The two-sided null-hypothesis for the primary outcome measure states that both surgical interventions lead to the same expected average QoL scores during 24 months after surgery. This null-hypothesis will be tested by application of an analysis of covariance that adjusts for age, centre and EORTC QLQ-C30 scale „physical functioning“ before surgery. Missing values will be replaced by multiple imputation .

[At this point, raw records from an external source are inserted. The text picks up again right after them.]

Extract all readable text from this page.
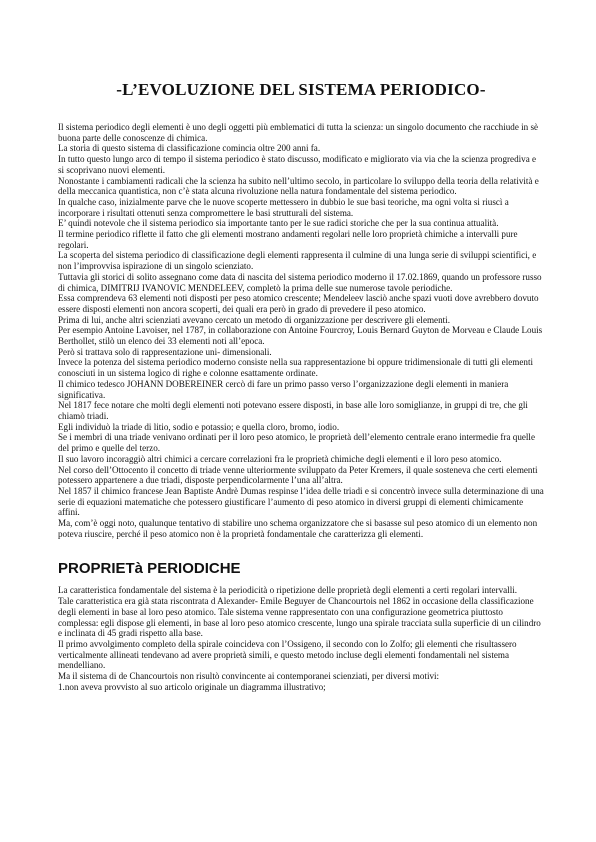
-L’EVOLUZIONE DEL SISTEMA PERIODICO-

Il sistema periodico degli elementi è uno degli oggetti più emblematici di tutta la scienza: un singolo documento che racchiude in sè buona parte delle conoscenze di chimica.

La storia di questo sistema di classificazione comincia oltre 200 anni fa.

In tutto questo lungo arco di tempo il sistema periodico è stato discusso, modificato e migliorato via via che la scienza progrediva e si scoprivano nuovi elementi.

Nonostante i cambiamenti radicali che la scienza ha subito nell’ultimo secolo, in particolare lo sviluppo della teoria della relatività e della meccanica quantistica, non c’è stata alcuna rivoluzione nella natura fondamentale del sistema periodico.

In qualche caso, inizialmente parve che le nuove scoperte mettessero in dubbio le sue basi teoriche, ma ogni volta si riuscì a incorporare i risultati ottenuti senza compromettere le basi strutturali del sistema.

E’ quindi notevole che il sistema periodico sia importante tanto per le sue radici storiche che per la sua continua attualità.

Il termine periodico riflette il fatto che gli elementi mostrano andamenti regolari nelle loro proprietà chimiche a intervalli pure regolari.

La scoperta del sistema periodico di classificazione degli elementi rappresenta il culmine di una lunga serie di sviluppi scientifici, e non l’improvvisa ispirazione di un singolo scienziato.

Tuttavia gli storici di solito assegnano come data di nascita del sistema periodico moderno il 17.02.1869, quando un professore russo di chimica, DIMITRIJ IVANOVIC MENDELEEV, completò la prima delle sue numerose tavole periodiche.

Essa comprendeva 63 elementi noti disposti per peso atomico crescente; Mendeleev lasciò anche spazi vuoti dove avrebbero dovuto essere disposti elementi non ancora scoperti, dei quali era però in grado di prevedere il peso atomico.

Prima di lui, anche altri scienziati avevano cercato un metodo di organizzazione per descrivere gli elementi.

Per esempio Antoine Lavoiser, nel 1787, in collaborazione con Antoine Fourcroy, Louis Bernard Guyton de Morveau e Claude Louis Berthollet, stilò un elenco dei 33 elementi noti all’epoca.

Però si trattava solo di rappresentazione uni- dimensionali.

Invece la potenza del sistema periodico moderno consiste nella sua rappresentazione bi oppure tridimensionale di tutti gli elementi conosciuti in un sistema logico di righe e colonne esattamente ordinate.

Il chimico tedesco JOHANN DOBEREINER cercò di fare un primo passo verso l’organizzazione degli elementi in maniera significativa.

Nel 1817 fece notare che molti degli elementi noti potevano essere disposti, in base alle loro somiglianze, in gruppi di tre, che gli chiamò triadi.

Egli individuò la triade di litio, sodio e potassio; e quella cloro, bromo, iodio.

Se i membri di una triade venivano ordinati per il loro peso atomico, le proprietà dell’elemento centrale erano intermedie fra quelle del primo e quelle del terzo.

Il suo lavoro incoraggiò altri chimici a cercare correlazioni fra le proprietà chimiche degli elementi e il loro peso atomico.

Nel corso dell’Ottocento il concetto di triade venne ulteriormente sviluppato da Peter Kremers, il quale sosteneva che certi elementi potessero appartenere a due triadi, disposte perpendicolarmente l’una all’altra.

Nel 1857 il chimico francese Jean Baptiste Andrè Dumas respinse l’idea delle triadi e si concentrò invece sulla determinazione di una serie di equazioni matematiche che potessero giustificare l’aumento di peso atomico in diversi gruppi di elementi chimicamente affini.

Ma, com’è oggi noto, qualunque tentativo di stabilire uno schema organizzatore che si basasse sul peso atomico di un elemento non poteva riuscire, perché il peso atomico non è la proprietà fondamentale che caratterizza gli elementi.

PROPRIETà PERIODICHE

La caratteristica fondamentale del sistema è la periodicità o ripetizione delle proprietà degli elementi a certi regolari intervalli.

Tale caratteristica era già stata riscontrata d Alexander- Emile Beguyer de Chancourtois nel 1862 in occasione della classificazione degli elementi in base al loro peso atomico. Tale sistema venne rappresentato con una configurazione geometrica piuttosto complessa: egli dispose gli elementi, in base al loro peso atomico crescente, lungo una spirale tracciata sulla superficie di un cilindro e inclinata di 45 gradi rispetto alla base.

Il primo avvolgimento completo della spirale coincideva con l’Ossigeno, il secondo con lo Zolfo; gli elementi che risultassero verticalmente allineati tendevano ad avere proprietà simili, e questo metodo incluse degli elementi fondamentali nel sistema mendelliano.

Ma il sistema di de Chancourtois non risultò convincente ai contemporanei scienziati, per diversi motivi:

1.non aveva provvisto al suo articolo originale un diagramma illustrativo;
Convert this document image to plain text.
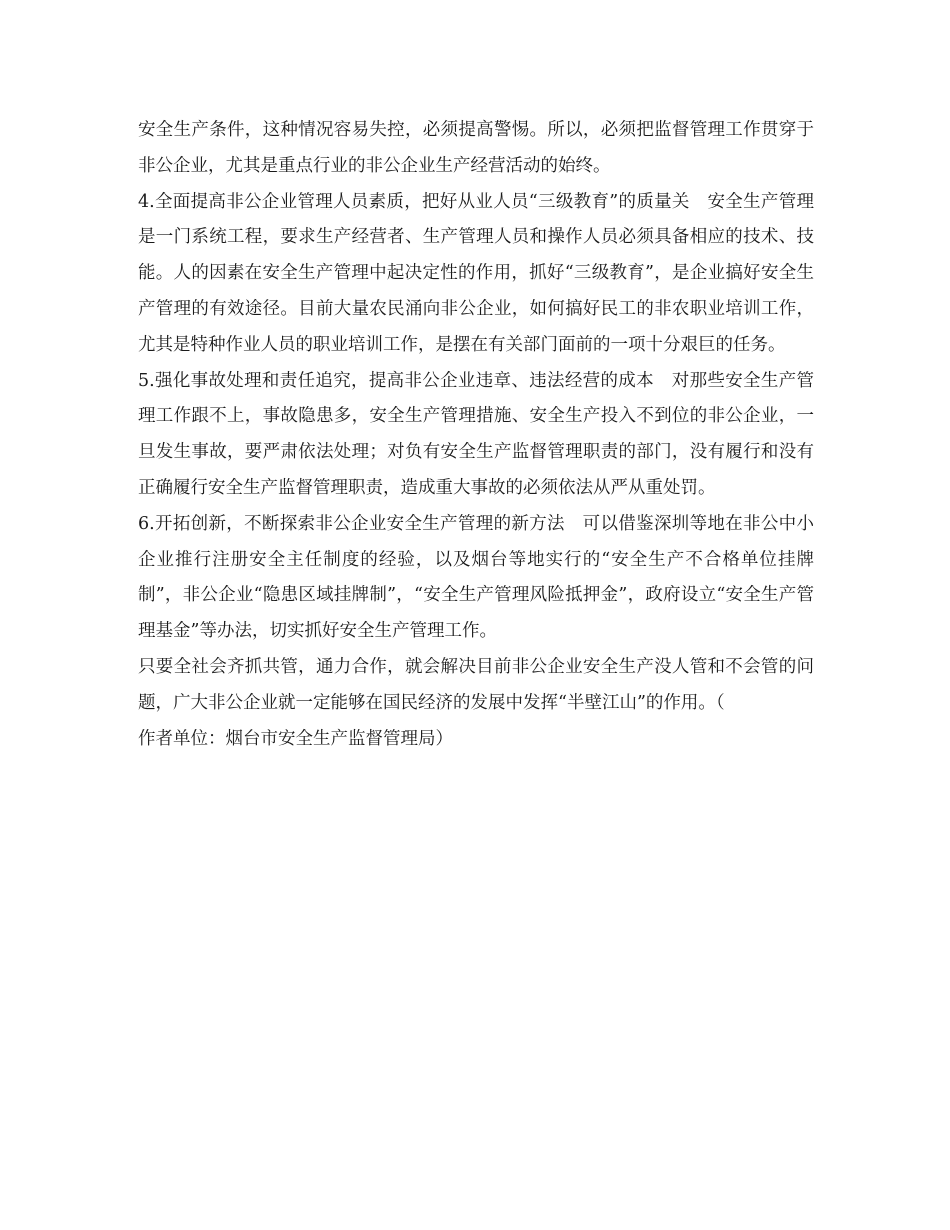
安全生产条件，这种情况容易失控，必须提高警惕。所以，必须把监督管理工作贯穿于非公企业，尤其是重点行业的非公企业生产经营活动的始终。

4.全面提高非公企业管理人员素质，把好从业人员“三级教育”的质量关　安全生产管理是一门系统工程，要求生产经营者、生产管理人员和操作人员必须具备相应的技术、技能。人的因素在安全生产管理中起决定性的作用，抓好“三级教育”，是企业搞好安全生产管理的有效途径。目前大量农民涌向非公企业，如何搞好民工的非农职业培训工作，尤其是特种作业人员的职业培训工作，是摆在有关部门面前的一项十分艰巨的任务。

5.强化事故处理和责任追究，提高非公企业违章、违法经营的成本　对那些安全生产管理工作跟不上，事故隐患多，安全生产管理措施、安全生产投入不到位的非公企业，一旦发生事故，要严肃依法处理；对负有安全生产监督管理职责的部门，没有履行和没有正确履行安全生产监督管理职责，造成重大事故的必须依法从严从重处罚。

6.开拓创新，不断探索非公企业安全生产管理的新方法　可以借鉴深圳等地在非公中小企业推行注册安全主任制度的经验，以及烟台等地实行的“安全生产不合格单位挂牌制”，非公企业“隐患区域挂牌制”，“安全生产管理风险抵押金”，政府设立“安全生产管理基金”等办法，切实抓好安全生产管理工作。

只要全社会齐抓共管，通力合作，就会解决目前非公企业安全生产没人管和不会管的问题，广大非公企业就一定能够在国民经济的发展中发挥“半壁江山”的作用。（

作者单位：烟台市安全生产监督管理局）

Methods of descriptive data analysis will be used for the secondary outcome measures. Descriptive statistics will be calculated according to the scale level of the variables. Further analyses include the time course of the primary and secondary outcome measures. Additionally, sensitivity analyses will be conducted using different patient populations (per-protocol population excluding patients with relevant protocol violations), different imputation techniques for missing values, and different statistical methods for taking into account covariates. Graphical methods including scatter plots and boxplots will be used to visualize the findings of the trial.

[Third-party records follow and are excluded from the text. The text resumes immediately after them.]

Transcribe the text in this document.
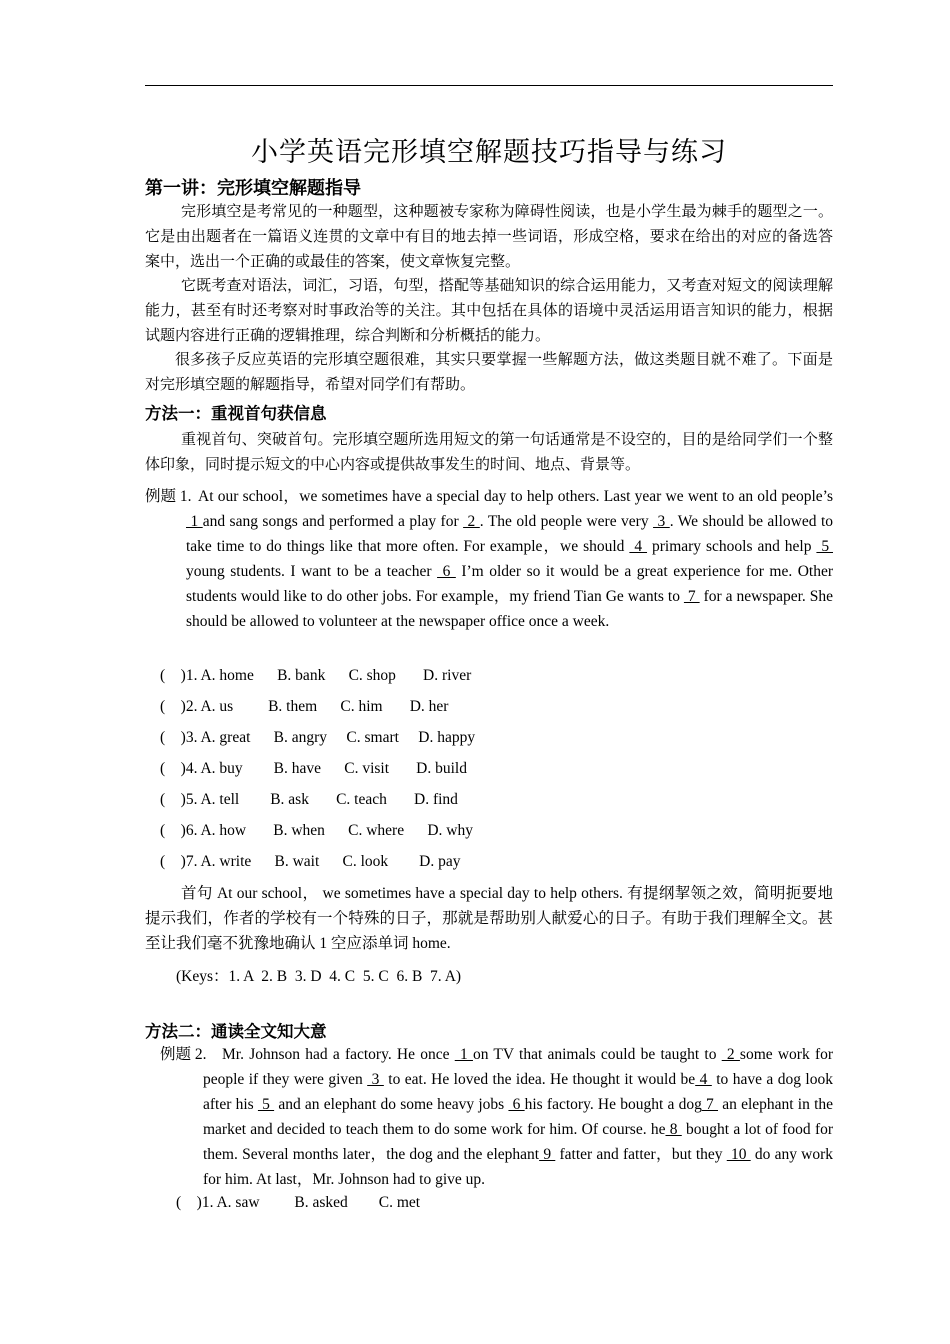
小学英语完形填空解题技巧指导与练习
第一讲：完形填空解题指导
完形填空是考常见的一种题型，这种题被专家称为障碍性阅读，也是小学生最为棘手的题型之一。它是由出题者在一篇语义连贯的文章中有目的地去掉一些词语，形成空格，要求在给出的对应的备选答案中，选出一个正确的或最佳的答案，使文章恢复完整。
它既考查对语法，词汇，习语，句型，搭配等基础知识的综合运用能力，又考查对短文的阅读理解能力，甚至有时还考察对时事政治等的关注。其中包括在具体的语境中灵活运用语言知识的能力，根据试题内容进行正确的逻辑推理，综合判断和分析概括的能力。
很多孩子反应英语的完形填空题很难，其实只要掌握一些解题方法，做这类题目就不难了。下面是对完形填空题的解题指导，希望对同学们有帮助。
方法一：重视首句获信息
重视首句、突破首句。完形填空题所选用短文的第一句话通常是不设空的，目的是给同学们一个整体印象，同时提示短文的中心内容或提供故事发生的时间、地点、背景等。
例题 1. At our school，we sometimes have a special day to help others. Last year we went to an old people’s 1 and sang songs and performed a play for  2 . The old people were very  3 . We should be allowed to take time to do things like that more often. For example，we should  4  primary schools and help  5  young students. I want to be a teacher  6  I’m older so it would be a great experience for me. Other students would like to do other jobs. For example，my friend Tian Ge wants to  7  for a newspaper. She should be allowed to volunteer at the newspaper office once a week.
(    )1. A. home      B. bank      C. shop       D. river
(    )2. A. us         B. them      C. him       D. her
(    )3. A. great      B. angry     C. smart     D. happy
(    )4. A. buy        B. have      C. visit       D. build
(    )5. A. tell        B. ask       C. teach       D. find
(    )6. A. how       B. when      C. where      D. why
(    )7. A. write      B. wait      C. look        D. pay
首句 At our school， we sometimes have a special day to help others. 有提纲挈领之效，简明扼要地提示我们，作者的学校有一个特殊的日子，那就是帮助别人献爱心的日子。有助于我们理解全文。甚至让我们毫不犹豫地确认 1 空应添单词 home.
(Keys：1. A  2. B  3. D  4. C  5. C  6. B  7. A)
方法二：通读全文知大意
例题 2. Mr. Johnson had a factory. He once  1 on TV that animals could be taught to  2 some work for people if they were given  3  to eat. He loved the idea. He thought it would be 4  to have a dog look after his  5  and an elephant do some heavy jobs  6 his factory. He bought a dog 7  an elephant in the market and decided to teach them to do some work for him. Of course. he 8  bought a lot of food for them. Several months later，the dog and the elephant 9  fatter and fatter，but they  10  do any work for him. At last，Mr. Johnson had to give up.
(    )1. A. saw         B. asked        C. met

The safety analysis includes calculation of frequencies and rates of complications and serious adverse events reported in the two intervention groups. All analyses will be done using SAS Version 9.1. or higher.
Patients are free to withdraw trial participation at their own request at any time and without giving reasons for their decision. Moreover, the primary investigator can withdraw study patients, if continuation of the trial would be detrimental to the patient's well being.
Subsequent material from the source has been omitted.